Delta variant fear rattles stock market

Investors remain cautious and continue to weigh impact of fourth wave on economy

Our Correspondent August 01, 2021

Bears dominated at the Pakistan stock market in the outgoing week with the benchmark KSE-100 index diving 738 points or 1.54% and settling at 47,055.29 points.

Investors were spooked by the increase in Delta variant cases that was feared to lead to strict restrictions, which would cast a blow on the economy. With the upheavals caused by the previous lockdowns fresh in memory, investors decided to trade cautiously and disposed shares during the futures rollover week.

The market started the week on a bearish note due to uncertainty ahead of the monetary policy announcement by the State Bank of Pakistan (SBP). However, on Tuesday the KSE-100 index rose by a marginal 14 points with investors remaining cautious due to the pending monetary policy announcement after the close of trading.

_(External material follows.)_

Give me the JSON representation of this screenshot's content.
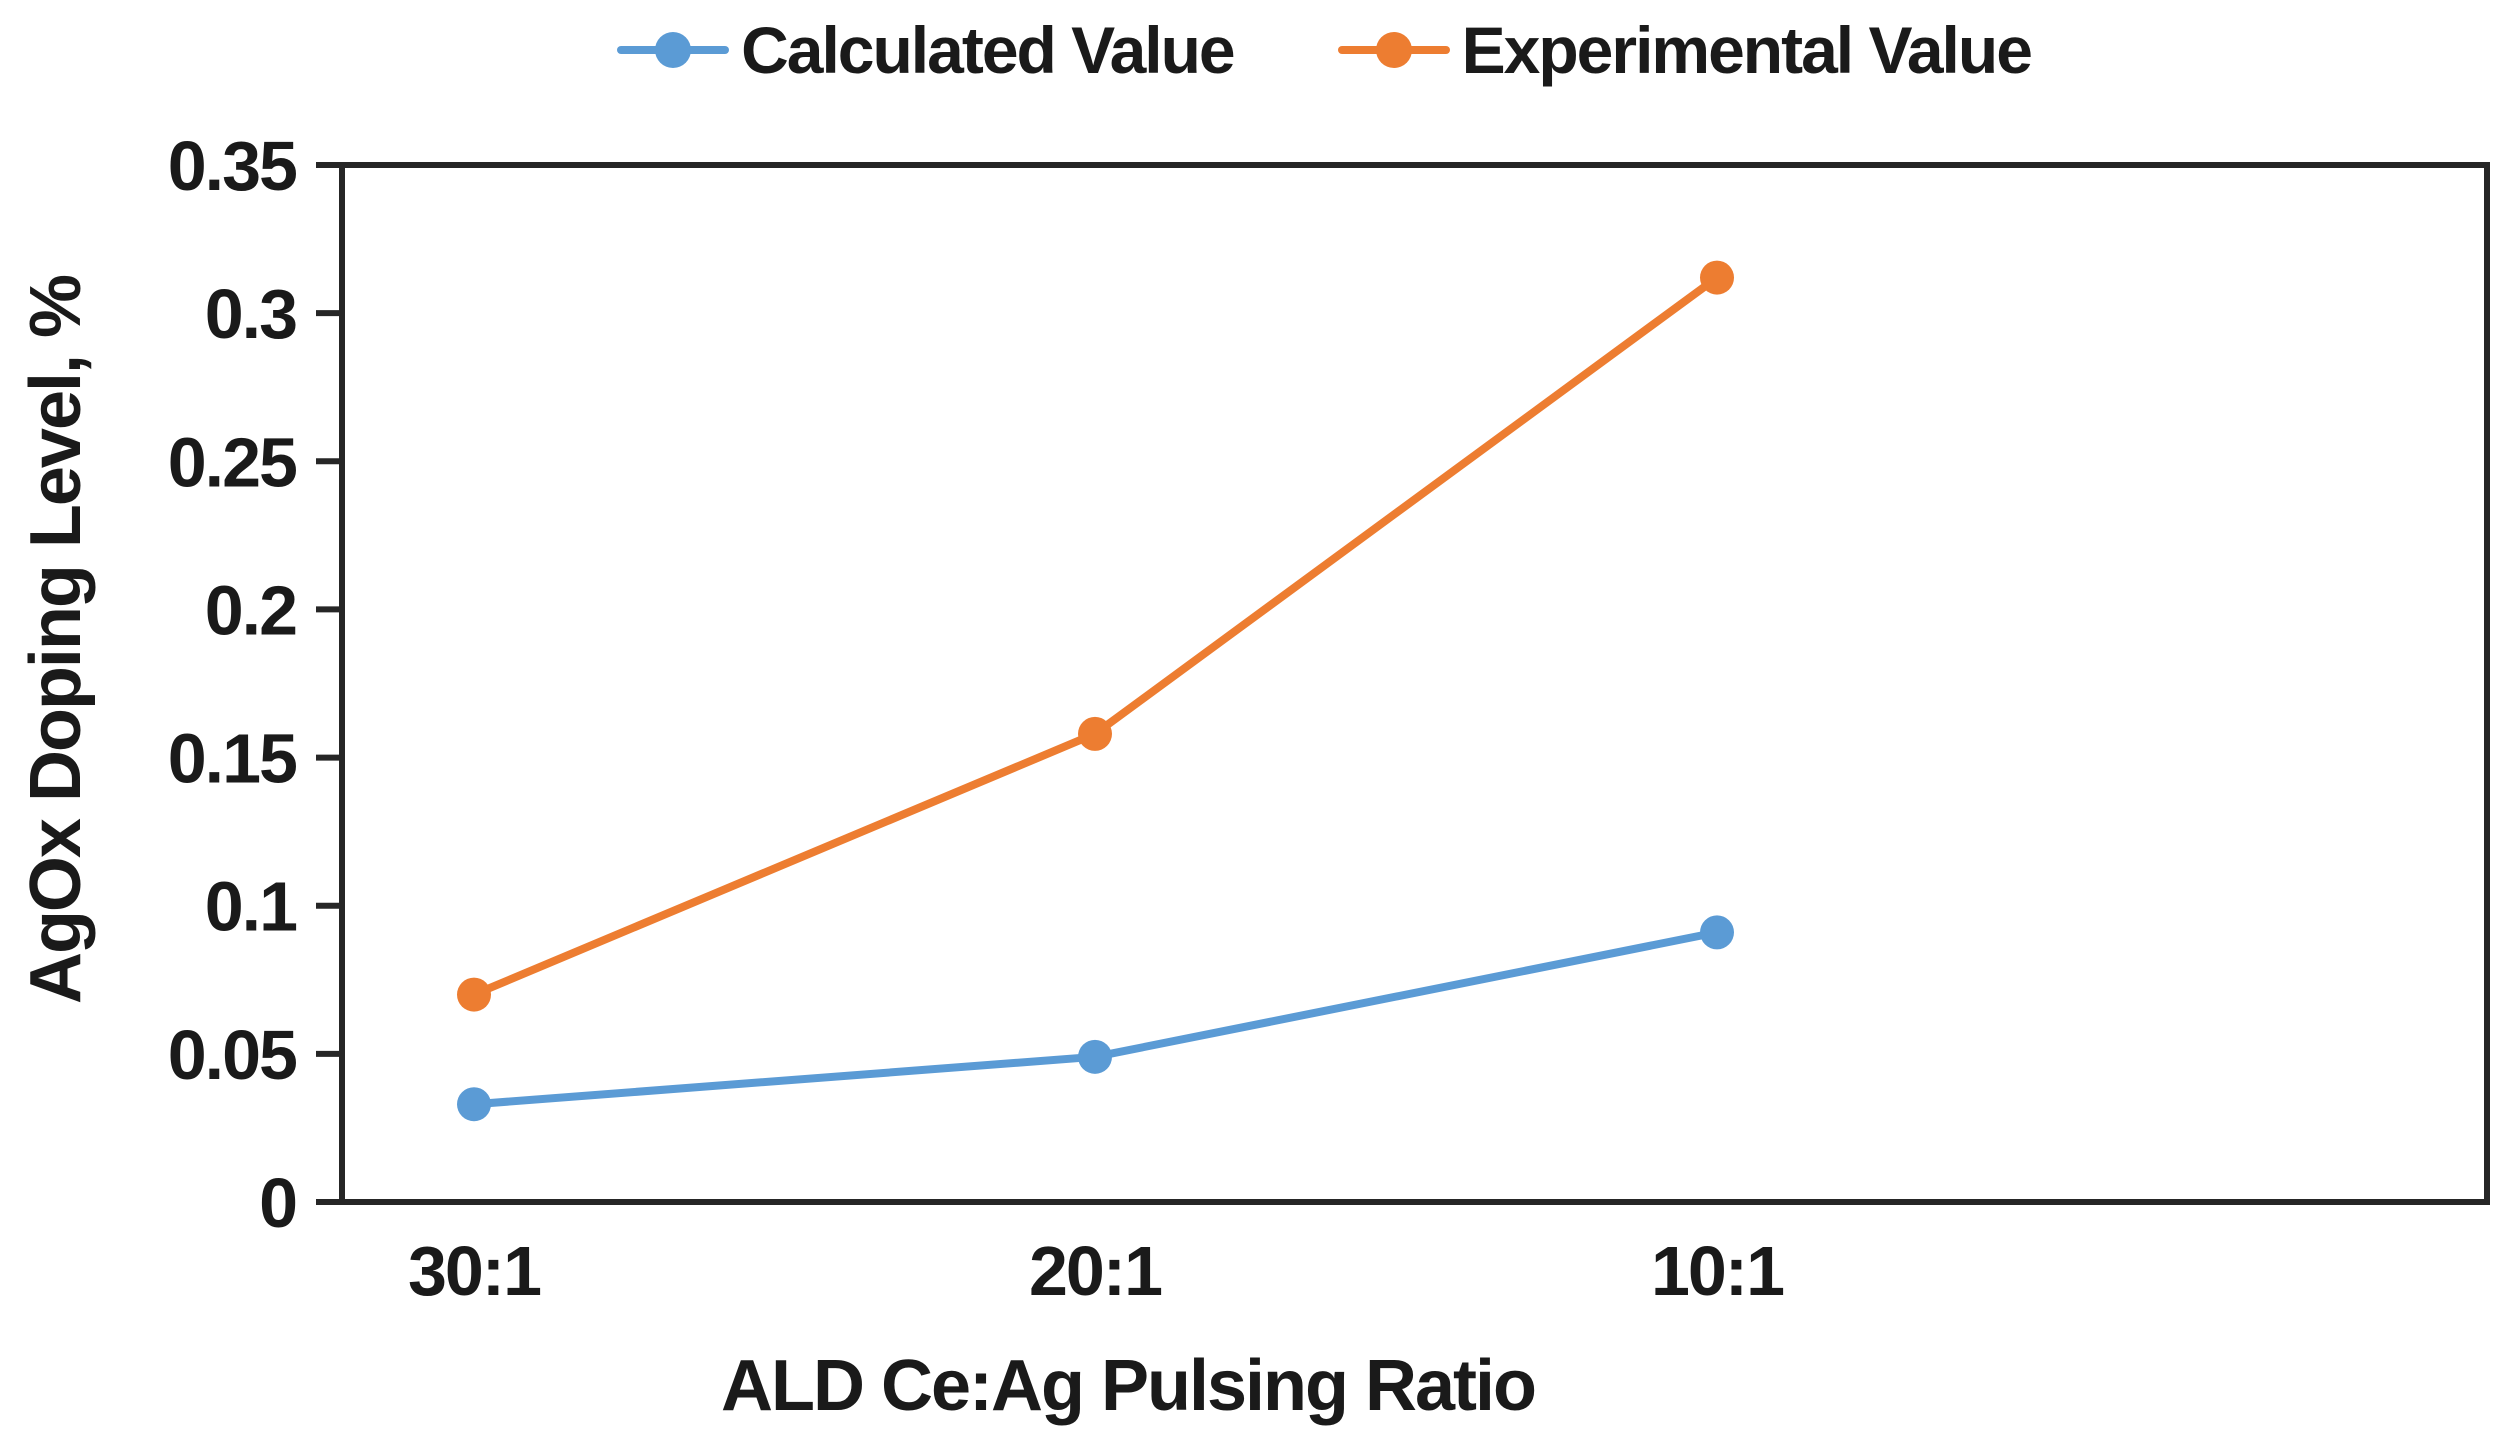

At a press conference later on Tuesday, State Bank of Pakistan Governor Reza Baqir announced that the benchmark interest rate had been left unchanged at 7%. On the international front, Asian stock markets dived as disruptions from China’s latest crackdown on a range of industries worsened. Moreover, international investors’ attention turned to the US Federal Reserve, which kicked off its two-day policy meeting.

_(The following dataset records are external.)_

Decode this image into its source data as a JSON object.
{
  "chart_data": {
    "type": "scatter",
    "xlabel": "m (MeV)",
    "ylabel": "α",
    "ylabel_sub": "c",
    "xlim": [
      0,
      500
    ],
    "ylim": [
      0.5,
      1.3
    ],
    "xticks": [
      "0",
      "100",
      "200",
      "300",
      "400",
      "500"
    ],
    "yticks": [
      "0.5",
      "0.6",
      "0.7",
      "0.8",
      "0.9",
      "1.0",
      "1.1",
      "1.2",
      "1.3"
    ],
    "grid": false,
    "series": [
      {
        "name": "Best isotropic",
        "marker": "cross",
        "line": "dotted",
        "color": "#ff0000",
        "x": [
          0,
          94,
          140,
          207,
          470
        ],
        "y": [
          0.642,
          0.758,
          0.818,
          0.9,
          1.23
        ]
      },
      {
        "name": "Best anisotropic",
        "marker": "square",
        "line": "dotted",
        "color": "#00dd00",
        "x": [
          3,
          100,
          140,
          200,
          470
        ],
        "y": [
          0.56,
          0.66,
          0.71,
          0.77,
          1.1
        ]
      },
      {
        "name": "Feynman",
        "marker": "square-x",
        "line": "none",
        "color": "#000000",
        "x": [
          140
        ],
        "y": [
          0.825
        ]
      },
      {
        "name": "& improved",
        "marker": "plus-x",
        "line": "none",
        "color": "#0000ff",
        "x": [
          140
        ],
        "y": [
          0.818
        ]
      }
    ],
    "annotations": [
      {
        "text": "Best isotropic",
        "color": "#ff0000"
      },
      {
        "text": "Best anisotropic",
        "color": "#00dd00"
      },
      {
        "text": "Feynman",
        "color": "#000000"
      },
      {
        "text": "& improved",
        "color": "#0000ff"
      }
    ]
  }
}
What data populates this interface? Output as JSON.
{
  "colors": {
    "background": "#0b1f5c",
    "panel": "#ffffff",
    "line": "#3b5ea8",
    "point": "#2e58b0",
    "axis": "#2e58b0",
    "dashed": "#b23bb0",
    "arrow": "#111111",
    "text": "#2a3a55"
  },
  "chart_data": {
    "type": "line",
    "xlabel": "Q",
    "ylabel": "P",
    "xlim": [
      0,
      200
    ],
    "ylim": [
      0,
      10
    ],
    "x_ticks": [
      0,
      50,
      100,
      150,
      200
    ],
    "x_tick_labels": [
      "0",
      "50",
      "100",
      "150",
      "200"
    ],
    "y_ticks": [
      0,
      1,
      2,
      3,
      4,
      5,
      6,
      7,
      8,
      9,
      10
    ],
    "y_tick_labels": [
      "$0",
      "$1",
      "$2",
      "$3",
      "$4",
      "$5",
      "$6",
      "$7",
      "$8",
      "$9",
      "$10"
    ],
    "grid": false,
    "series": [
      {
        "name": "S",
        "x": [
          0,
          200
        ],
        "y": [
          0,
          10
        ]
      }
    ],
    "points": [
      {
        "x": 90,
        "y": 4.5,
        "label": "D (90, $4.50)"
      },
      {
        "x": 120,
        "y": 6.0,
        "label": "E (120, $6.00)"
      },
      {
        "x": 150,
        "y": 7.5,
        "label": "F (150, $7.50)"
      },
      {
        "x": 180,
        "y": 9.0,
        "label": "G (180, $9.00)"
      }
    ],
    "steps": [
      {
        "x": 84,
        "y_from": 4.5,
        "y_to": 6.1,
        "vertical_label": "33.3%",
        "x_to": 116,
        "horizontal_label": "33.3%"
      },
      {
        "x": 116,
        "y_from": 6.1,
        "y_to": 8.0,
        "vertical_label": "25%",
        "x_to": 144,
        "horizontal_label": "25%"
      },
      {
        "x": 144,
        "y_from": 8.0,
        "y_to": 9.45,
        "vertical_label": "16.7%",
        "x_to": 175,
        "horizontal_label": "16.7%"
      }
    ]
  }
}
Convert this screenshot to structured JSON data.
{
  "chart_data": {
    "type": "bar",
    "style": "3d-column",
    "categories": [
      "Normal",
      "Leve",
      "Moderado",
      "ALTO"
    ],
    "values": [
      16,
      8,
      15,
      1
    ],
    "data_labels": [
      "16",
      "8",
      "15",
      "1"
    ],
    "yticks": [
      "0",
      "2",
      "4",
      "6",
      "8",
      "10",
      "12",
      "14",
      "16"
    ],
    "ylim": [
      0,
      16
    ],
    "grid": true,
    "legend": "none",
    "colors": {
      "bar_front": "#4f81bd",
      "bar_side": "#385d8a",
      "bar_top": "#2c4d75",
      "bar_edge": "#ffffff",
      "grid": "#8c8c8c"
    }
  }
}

The developments spurred selling pressure in the trading session on Wednesday as investors offloaded index-heavy shares, which triggered a plunge of nearly 400 points in the KSE-100 index. In addition to that, the surging coronavirus cases in Pakistan amid the fourth wave rattled investors and pushed the benchmark KSE-100 index deep into the red.

The central bank’s decision to hold the policy rate at 7% and a host of financial results announced during the trading session, mostly in the food sector, failed to entice market participants. The following two sessions also remained gloomy, as investor spirits continued to be hammered by the rising number of Covid-19 infections across the country. In addition, a provincial coronavirus task force meeting was held on Friday, which decided to impose lockdown in Sindh from Saturday (July 31) till August 8.

The news wreaked further havoc and dragged the market down in the second half of the session as the re-introduction of curbs would deal a significant blow to the recovering economy. “Karachi is set to observe a more stringent lockdown in place next week to contain the highly contagious delta variant of the novel coronavirus, and it appears the market may remain upwards sticky in the short term,” stated the Arif Habib Limited report. “However, with result season commencing, and cyclicals expected to post a robust jump in earnings on a year-on-year basis (given a nation-wise lockdown was enforced in 2Q last year), certain stocks may come under limelight.”

Average daily traded volume surged 28% week-on-week to 405 million shares while average daily traded value inched up 14% week-on-week to settle at $81 million.

In terms of sectors, negative contributions came from cement (212 points), commercial banks (178 points), oil and gas exploration companies (58 points), pharmaceutical (53 points) and oil and gas marketing companies (51 points). Scrip-wise, major losers were Lucky Cement (118 points), TRG Pakistan (62 points), MCB (60 points), Pakistan State Oil (45 points) and Habib Bank Limited (44 points). Meanwhile, Systems Limited (67 points), FrieslandCampina Pakistan Holdings BV (43 points), Hubco (38 points), Azgard Nine (34 points) and Millat Tractors (21 points) were the major gainers. Foreigners offloaded stocks worth $5.4 million compared to a net sell of $21.02 million last week. Selling was witnessed in commercial banks ($2.94 million), and all other sectors ($2.56 million). On the domestic front, major buying was reported by banks ($6.3 million) and mutual funds ($2.43 million).

Among other major news of the week; efforts to retain IMF programme were underway, car loans touched a record high of Rs308 billion in FY21.

Published in The Express Tribune, August 1st, 2021.